Le gouvernement central indien est accusé de porter atteinte aux droits des travailleurs ruraux avec des modifications apportées au programme MGNREGA, une mesure de lutte contre la pauvreté. L’Aam Aadmi Party (AAP) dénonce une politique jugée anti-ouvrière qui risque de compromettre les revenus des populations les plus vulnérables.

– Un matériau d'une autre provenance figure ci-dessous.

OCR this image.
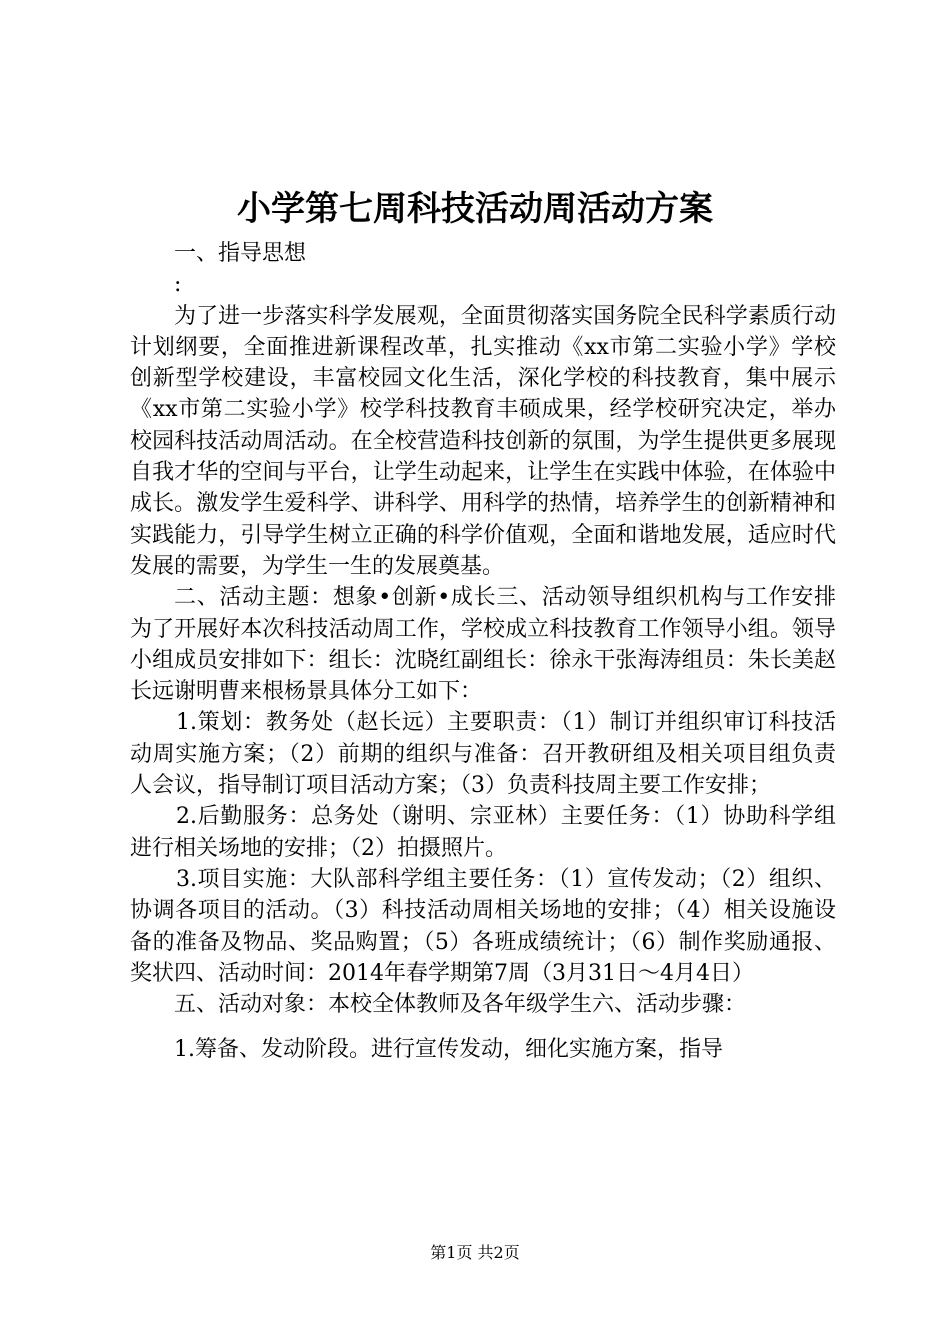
小学第七周科技活动周活动方案

一、指导思想

:

为了进一步落实科学发展观，全面贯彻落实国务院全民科学素质行动计划纲要，全面推进新课程改革，扎实推动《xx市第二实验小学》学校创新型学校建设，丰富校园文化生活，深化学校的科技教育，集中展示《xx市第二实验小学》校学科技教育丰硕成果，经学校研究决定，举办校园科技活动周活动。在全校营造科技创新的氛围，为学生提供更多展现自我才华的空间与平台，让学生动起来，让学生在实践中体验，在体验中成长。激发学生爱科学、讲科学、用科学的热情，培养学生的创新精神和实践能力，引导学生树立正确的科学价值观，全面和谐地发展，适应时代发展的需要，为学生一生的发展奠基。

二、活动主题：想象•创新•成长三、活动领导组织机构与工作安排为了开展好本次科技活动周工作，学校成立科技教育工作领导小组。领导小组成员安排如下：组长：沈晓红副组长：徐永干张海涛组员：朱长美赵长远谢明曹来根杨景具体分工如下：

1.策划：教务处（赵长远）主要职责：（1）制订并组织审订科技活动周实施方案；（2）前期的组织与准备：召开教研组及相关项目组负责人会议，指导制订项目活动方案；（3）负责科技周主要工作安排；

2.后勤服务：总务处（谢明、宗亚林）主要任务：（1）协助科学组进行相关场地的安排；（2）拍摄照片。

3.项目实施：大队部科学组主要任务：（1）宣传发动；（2）组织、协调各项目的活动。（3）科技活动周相关场地的安排；（4）相关设施设备的准备及物品、奖品购置；（5）各班成绩统计；（6）制作奖励通报、奖状四、活动时间：2014年春学期第7周（3月31日～4月4日）

五、活动对象：本校全体教师及各年级学生六、活动步骤：

1.筹备、发动阶段。进行宣传发动，细化实施方案，指导

第1页 共2页
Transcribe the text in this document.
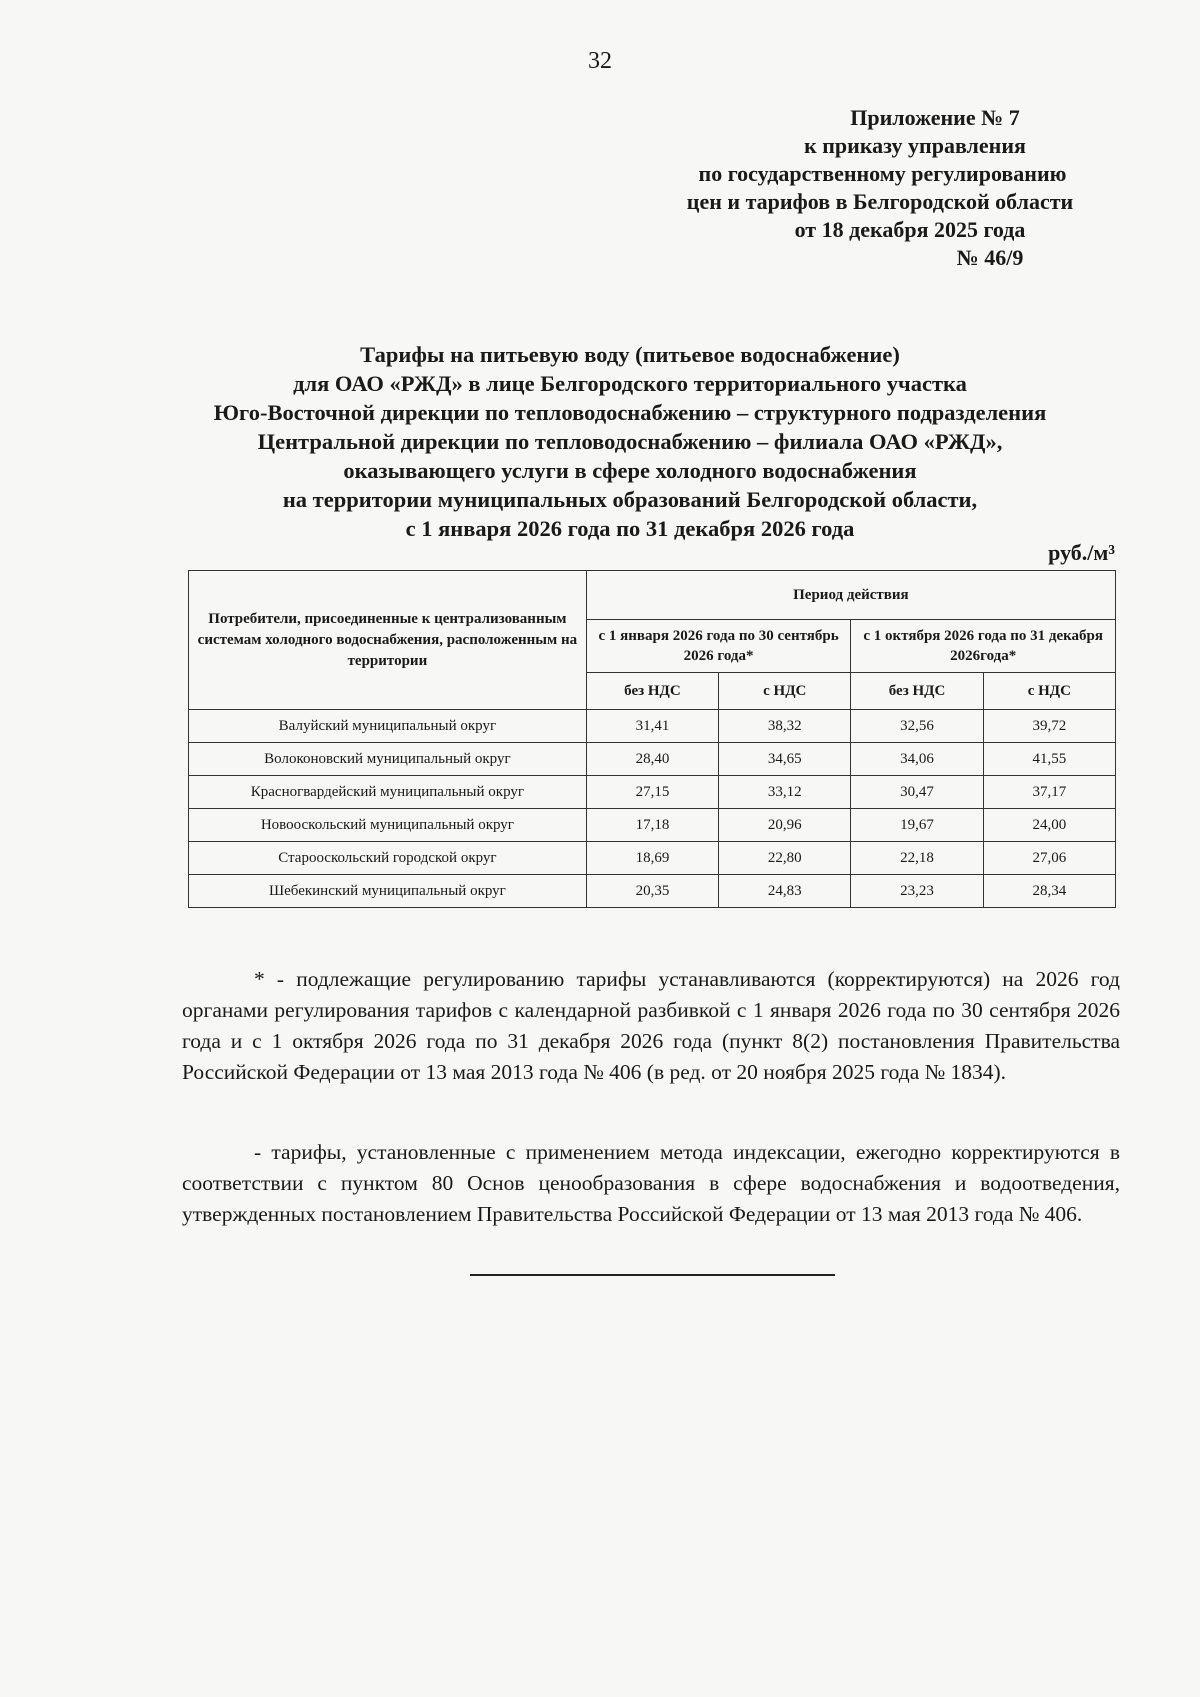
32
Приложение № 7
к приказу управления
по государственному регулированию
цен и тарифов в Белгородской области
от 18 декабря 2025 года
№ 46/9
Тарифы на питьевую воду (питьевое водоснабжение)
для ОАО «РЖД» в лице Белгородского территориального участка
Юго-Восточной дирекции по тепловодоснабжению – структурного подразделения
Центральной дирекции по тепловодоснабжению – филиала ОАО «РЖД»,
оказывающего услуги в сфере холодного водоснабжения
на территории муниципальных образований Белгородской области,
с 1 января 2026 года по 31 декабря 2026 года
руб./м³
Потребители, присоединенные к централизованным системам холодного водоснабжения, расположенным на территории	Период действия			
	с 1 января 2026 года по 30 сентябрь 2026 года*		с 1 октября 2026 года по 31 декабря 2026года*	
	без НДС	с НДС	без НДС	с НДС
Валуйский муниципальный округ	31,41	38,32	32,56	39,72
Волоконовский муниципальный округ	28,40	34,65	34,06	41,55
Красногвардейский муниципальный округ	27,15	33,12	30,47	37,17
Новооскольский муниципальный округ	17,18	20,96	19,67	24,00
Старооскольский городской округ	18,69	22,80	22,18	27,06
Шебекинский муниципальный округ	20,35	24,83	23,23	28,34

* - подлежащие регулированию тарифы устанавливаются (корректируются) на 2026 год органами регулирования тарифов с календарной разбивкой с 1 января 2026 года по 30 сентября 2026 года и с 1 октября 2026 года по 31 декабря 2026 года (пункт 8(2) постановления Правительства Российской Федерации от 13 мая 2013 года № 406 (в ред. от 20 ноября 2025 года № 1834).

- тарифы, установленные с применением метода индексации, ежегодно корректируются в соответствии с пунктом 80 Основ ценообразования в сфере водоснабжения и водоотведения, утвержденных постановлением Правительства Российской Федерации от 13 мая 2013 года № 406.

Kuldeep Singh Dhaliwal, député et porte-parole principal de l’AAP dans le Pendjab, a fermement condamné ces changements lors d’une conférence de presse dimanche. Il accuse le gouvernement du Bharatiya Janata Party (BJP) de « conspirer pour voler le pain de la bouche des pauvres » en modifiant le fonctionnement du Mahatma Gandhi National Rural Employment Guarantee Act (MGNREGA).
Selon l’AAP, le gouvernement central a renommé le programme en « VB-G RAM G Act » et a modifié son financement. Alors que le gouvernement central assumait auparavant 100 % du coût du MGNREGA, il ne prendra désormais en charge que 60 %, laissant les États assumer les 40 % restants. M. Dhaliwal s’interroge sur la capacité des États à financer cette part supplémentaire, compte tenu de la redistribution des taxes sur les biens et services (GST) vers le gouvernement central.
L’AAP s’inquiète également de l’impact de cette nouvelle politique sur l’accès à l’emploi pendant les périodes cruciales de semis et de récolte. « Où les travailleurs pauvres, qui ne possèdent même pas un kanal (unité de mesure agraire) de terre et n’ont semé que quelques marla (sous-division du kanal) de blé, trouveront-ils de quoi se nourrir pendant ces deux mois ? » s’est interrogé M. Dhaliwal.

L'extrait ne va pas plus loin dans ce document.